Aujourd’hui je vous emmène en 1878, à Laon dans l’Aisne, l’endroit où commence l’incroyable histoire de Suzanne Gros.
Née de parents bourgeois provinciaux, elle restera fille unique par la force des choses en perdant une sœur et deux frères de décès périnataux. Ils seront les tristes précurseurs d’une longue liste de malheurs dans la vie de cette femme d’exception.

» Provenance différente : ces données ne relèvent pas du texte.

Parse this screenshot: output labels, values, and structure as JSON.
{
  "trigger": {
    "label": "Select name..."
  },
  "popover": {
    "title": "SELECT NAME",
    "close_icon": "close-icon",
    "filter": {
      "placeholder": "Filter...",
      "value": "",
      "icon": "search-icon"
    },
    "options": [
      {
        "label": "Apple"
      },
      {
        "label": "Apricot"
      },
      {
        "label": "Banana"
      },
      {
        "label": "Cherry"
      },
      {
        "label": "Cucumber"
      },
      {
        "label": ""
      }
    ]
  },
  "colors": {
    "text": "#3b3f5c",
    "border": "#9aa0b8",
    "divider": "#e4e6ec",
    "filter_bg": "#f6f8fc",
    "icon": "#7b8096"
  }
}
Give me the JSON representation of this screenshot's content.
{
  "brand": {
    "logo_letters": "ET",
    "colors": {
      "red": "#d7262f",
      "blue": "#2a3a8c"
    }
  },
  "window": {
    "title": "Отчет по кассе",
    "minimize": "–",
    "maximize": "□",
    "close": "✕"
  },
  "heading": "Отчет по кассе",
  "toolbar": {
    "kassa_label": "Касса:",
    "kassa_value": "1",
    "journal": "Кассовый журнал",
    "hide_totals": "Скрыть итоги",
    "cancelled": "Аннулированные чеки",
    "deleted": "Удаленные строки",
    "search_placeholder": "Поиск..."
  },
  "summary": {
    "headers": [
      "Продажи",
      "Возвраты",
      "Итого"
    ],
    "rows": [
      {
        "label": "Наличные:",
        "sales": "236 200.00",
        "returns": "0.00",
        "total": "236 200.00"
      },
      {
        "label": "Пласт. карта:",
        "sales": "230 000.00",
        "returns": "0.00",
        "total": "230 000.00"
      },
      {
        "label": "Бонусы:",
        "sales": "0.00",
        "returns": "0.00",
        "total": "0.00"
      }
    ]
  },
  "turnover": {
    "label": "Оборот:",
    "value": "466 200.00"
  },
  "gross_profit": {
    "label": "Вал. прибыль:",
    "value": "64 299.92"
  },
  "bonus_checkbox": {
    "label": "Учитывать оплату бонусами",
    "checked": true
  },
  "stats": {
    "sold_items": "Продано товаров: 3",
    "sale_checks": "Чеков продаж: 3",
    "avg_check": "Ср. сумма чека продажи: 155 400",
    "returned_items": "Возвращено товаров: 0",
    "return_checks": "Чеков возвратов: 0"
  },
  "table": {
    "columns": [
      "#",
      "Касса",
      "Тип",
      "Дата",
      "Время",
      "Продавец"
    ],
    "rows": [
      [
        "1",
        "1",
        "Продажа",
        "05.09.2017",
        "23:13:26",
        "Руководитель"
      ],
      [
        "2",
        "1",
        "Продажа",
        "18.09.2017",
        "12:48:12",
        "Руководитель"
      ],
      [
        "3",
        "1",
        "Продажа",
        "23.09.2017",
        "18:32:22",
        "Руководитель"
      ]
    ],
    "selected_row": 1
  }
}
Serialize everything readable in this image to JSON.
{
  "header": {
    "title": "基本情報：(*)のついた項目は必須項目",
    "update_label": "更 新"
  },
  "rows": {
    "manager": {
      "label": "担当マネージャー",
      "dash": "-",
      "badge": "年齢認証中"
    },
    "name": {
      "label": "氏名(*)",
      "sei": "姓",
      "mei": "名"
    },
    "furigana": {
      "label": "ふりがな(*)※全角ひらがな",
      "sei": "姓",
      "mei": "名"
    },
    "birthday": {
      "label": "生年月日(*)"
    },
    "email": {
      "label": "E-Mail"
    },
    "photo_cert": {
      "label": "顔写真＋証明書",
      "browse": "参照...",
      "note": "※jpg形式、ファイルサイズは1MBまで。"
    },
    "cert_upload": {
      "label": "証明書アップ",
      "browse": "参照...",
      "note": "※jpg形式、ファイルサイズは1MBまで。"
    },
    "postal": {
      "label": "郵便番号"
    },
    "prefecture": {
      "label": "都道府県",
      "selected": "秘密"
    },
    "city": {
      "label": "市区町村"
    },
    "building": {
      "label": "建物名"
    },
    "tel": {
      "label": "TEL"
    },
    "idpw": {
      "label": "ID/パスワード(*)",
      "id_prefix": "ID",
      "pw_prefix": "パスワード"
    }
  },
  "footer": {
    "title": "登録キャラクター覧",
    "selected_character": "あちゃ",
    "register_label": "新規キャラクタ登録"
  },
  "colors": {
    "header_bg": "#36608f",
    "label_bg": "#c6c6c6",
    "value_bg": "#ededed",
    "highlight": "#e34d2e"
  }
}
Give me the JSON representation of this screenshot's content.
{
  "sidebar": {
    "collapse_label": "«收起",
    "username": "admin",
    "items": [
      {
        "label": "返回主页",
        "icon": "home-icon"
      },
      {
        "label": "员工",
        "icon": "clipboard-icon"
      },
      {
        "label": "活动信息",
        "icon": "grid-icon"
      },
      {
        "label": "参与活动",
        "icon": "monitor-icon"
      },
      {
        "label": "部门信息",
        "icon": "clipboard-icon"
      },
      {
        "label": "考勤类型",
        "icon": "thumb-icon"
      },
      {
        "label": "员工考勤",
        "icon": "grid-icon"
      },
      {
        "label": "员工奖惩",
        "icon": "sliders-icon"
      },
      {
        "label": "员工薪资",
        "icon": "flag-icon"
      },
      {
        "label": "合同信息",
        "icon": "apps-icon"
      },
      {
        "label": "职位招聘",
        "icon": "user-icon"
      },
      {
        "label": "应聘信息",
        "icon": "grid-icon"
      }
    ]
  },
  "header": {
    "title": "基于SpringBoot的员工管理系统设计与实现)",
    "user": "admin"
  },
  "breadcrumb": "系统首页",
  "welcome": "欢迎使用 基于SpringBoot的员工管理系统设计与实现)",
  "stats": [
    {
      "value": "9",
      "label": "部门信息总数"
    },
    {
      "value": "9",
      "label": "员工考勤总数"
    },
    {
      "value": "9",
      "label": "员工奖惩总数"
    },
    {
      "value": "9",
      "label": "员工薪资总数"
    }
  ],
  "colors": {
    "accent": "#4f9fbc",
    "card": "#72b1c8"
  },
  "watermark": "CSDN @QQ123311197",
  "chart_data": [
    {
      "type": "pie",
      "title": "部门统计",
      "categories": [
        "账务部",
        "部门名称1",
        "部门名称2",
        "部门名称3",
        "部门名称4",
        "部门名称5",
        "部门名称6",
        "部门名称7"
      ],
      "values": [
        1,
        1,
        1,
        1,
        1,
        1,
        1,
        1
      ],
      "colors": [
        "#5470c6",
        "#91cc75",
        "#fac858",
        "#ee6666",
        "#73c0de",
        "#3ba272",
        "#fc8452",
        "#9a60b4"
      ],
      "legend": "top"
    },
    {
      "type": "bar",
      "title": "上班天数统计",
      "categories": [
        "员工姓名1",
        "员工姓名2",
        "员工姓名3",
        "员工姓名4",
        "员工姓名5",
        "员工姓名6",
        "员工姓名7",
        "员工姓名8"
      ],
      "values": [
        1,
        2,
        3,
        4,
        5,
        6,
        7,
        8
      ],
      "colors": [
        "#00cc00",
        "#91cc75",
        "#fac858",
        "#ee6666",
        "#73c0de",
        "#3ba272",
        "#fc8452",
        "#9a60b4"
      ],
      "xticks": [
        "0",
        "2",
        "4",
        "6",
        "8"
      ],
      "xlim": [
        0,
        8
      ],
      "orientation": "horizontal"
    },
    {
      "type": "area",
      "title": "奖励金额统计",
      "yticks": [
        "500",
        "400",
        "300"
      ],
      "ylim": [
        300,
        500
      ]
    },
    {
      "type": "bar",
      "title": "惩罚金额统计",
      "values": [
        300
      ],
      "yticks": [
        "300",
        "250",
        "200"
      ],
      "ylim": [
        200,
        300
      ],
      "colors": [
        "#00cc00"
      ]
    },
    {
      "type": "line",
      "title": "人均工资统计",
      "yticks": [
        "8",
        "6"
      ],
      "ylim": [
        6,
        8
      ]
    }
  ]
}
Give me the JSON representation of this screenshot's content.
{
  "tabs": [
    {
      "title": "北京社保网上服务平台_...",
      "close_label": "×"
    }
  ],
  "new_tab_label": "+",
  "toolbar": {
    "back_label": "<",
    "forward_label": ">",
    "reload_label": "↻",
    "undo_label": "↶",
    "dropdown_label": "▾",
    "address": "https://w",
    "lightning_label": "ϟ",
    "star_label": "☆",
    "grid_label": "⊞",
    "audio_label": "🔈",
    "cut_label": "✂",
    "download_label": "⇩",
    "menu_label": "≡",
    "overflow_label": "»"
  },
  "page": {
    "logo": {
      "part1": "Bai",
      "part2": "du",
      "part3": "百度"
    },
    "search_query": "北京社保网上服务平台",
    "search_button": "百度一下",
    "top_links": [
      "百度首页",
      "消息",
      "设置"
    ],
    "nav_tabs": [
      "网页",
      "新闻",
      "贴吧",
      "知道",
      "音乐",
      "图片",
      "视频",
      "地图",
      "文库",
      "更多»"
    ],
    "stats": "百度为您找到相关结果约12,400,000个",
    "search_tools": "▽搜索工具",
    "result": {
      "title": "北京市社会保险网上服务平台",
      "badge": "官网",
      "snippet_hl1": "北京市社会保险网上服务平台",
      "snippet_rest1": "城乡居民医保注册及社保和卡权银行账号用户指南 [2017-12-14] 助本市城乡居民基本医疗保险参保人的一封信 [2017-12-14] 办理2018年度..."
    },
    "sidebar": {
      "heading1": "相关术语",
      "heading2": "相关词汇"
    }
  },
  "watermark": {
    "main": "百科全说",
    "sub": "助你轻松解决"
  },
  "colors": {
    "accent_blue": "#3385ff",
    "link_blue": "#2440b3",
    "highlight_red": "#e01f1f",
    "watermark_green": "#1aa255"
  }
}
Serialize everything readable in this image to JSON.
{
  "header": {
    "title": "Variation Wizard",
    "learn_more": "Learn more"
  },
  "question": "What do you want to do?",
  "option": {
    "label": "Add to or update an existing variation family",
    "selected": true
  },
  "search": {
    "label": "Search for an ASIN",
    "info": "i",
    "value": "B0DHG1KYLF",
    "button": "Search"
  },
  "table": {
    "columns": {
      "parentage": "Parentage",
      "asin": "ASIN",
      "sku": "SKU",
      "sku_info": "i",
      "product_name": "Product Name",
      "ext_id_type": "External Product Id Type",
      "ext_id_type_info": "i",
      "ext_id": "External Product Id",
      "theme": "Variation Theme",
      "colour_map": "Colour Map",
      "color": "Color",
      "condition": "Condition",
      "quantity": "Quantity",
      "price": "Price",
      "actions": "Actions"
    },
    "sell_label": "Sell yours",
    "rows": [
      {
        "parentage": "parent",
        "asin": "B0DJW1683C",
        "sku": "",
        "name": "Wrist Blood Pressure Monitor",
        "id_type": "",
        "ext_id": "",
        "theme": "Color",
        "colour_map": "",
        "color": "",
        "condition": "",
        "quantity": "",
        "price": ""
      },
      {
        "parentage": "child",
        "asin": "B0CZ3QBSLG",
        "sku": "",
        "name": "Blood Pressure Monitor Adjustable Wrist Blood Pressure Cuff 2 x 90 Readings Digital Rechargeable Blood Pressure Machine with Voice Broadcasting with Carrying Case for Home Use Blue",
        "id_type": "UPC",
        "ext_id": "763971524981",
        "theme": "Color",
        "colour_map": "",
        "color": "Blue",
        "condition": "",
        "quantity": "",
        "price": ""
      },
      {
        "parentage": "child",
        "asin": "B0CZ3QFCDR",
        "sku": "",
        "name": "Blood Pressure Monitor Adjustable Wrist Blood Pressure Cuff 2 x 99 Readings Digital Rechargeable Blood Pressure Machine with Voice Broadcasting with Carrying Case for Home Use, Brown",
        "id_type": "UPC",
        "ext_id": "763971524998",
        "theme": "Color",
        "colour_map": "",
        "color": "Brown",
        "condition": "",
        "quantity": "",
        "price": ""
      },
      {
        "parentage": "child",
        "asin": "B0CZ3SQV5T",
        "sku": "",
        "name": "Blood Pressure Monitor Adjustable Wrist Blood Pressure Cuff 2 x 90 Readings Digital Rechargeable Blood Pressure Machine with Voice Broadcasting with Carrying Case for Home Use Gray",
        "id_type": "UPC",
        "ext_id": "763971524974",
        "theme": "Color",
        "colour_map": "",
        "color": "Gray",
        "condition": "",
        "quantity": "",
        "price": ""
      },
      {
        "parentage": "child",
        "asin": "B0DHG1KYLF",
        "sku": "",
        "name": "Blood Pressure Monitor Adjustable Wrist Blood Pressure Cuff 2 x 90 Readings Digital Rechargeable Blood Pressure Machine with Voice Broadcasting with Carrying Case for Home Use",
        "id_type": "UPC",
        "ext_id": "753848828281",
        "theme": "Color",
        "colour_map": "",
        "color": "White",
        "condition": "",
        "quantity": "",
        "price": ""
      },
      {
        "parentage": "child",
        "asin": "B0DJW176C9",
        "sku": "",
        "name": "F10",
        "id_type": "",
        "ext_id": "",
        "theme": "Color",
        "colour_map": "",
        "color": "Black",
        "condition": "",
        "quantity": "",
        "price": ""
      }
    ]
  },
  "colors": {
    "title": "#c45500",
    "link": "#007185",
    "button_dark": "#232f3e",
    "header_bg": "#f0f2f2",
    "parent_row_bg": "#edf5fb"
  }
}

Quand elle a six ans, c’est son père qui disparait emporté par la tuberculose. C’est donc sa mère qui l’élève. Bien que la jeune Suzanne soit studieuse et brille dans ses études, l’époque ne favorise pas les femmes savantes. Elle prend donc le pli des conventions patriarcales et fait un « beau mariage » avec un médecin dermatologue parisien, le docteur Henri Pertat. Elle profite de ses dix-huit ans et de la vie parisienne faite de soirées mondaines, de belles rencontres, d’expositions, de vernissages et autres invitations dans les théâtres de la ville. Très rapidement, cette vie devient lassante pour cette femme avide de connaissance et d’indépendance. Sa place de femme-faire-valoir n’est pas la sienne, elle décide de s’émanciper du giron marital et de prendre son destin en main. En 1903, à vingt-cinq ans, elle obtient son baccalauréat, puis deux ans plus tard, un diplôme de chimie et sciences naturelles. Mais c’est dans la médecine qu’elle souhaite s’accomplir. Elle s’inscrit donc à la Faculté de Médecine de Paris et réussit le concours de l’externat en 1908 pour ses trente ans. Elle commence son cursus dans le service de chirurgie du professeur Morestin. C’est ici qu’elle se découvre une passion pour la chirurgie réparatrice. Une autre passion naîtra à cette époque, celle qu’elle entretiendra avec un autre externe nommé André Noël. 1908 est également l’année de naissance de sa fille Jacqueline, dont l’origine paternelle est incertaine. Les deux amants trouvent ensuite une place dans le service de dermatologie du professeur Brocq. Elle s’initie alors au maniement de la douche filiforme, un ustensile à projection de jets d’eau très fins permettant de gommer et d’affiner le derme par détersion. Tiraillée entre sa vie de famille, son amant et ses études, elle prépare le concours de l’internat qu’elle passe en 1912 et qu’elle réussit brillamment en se classant quatrième sur soixante-sept.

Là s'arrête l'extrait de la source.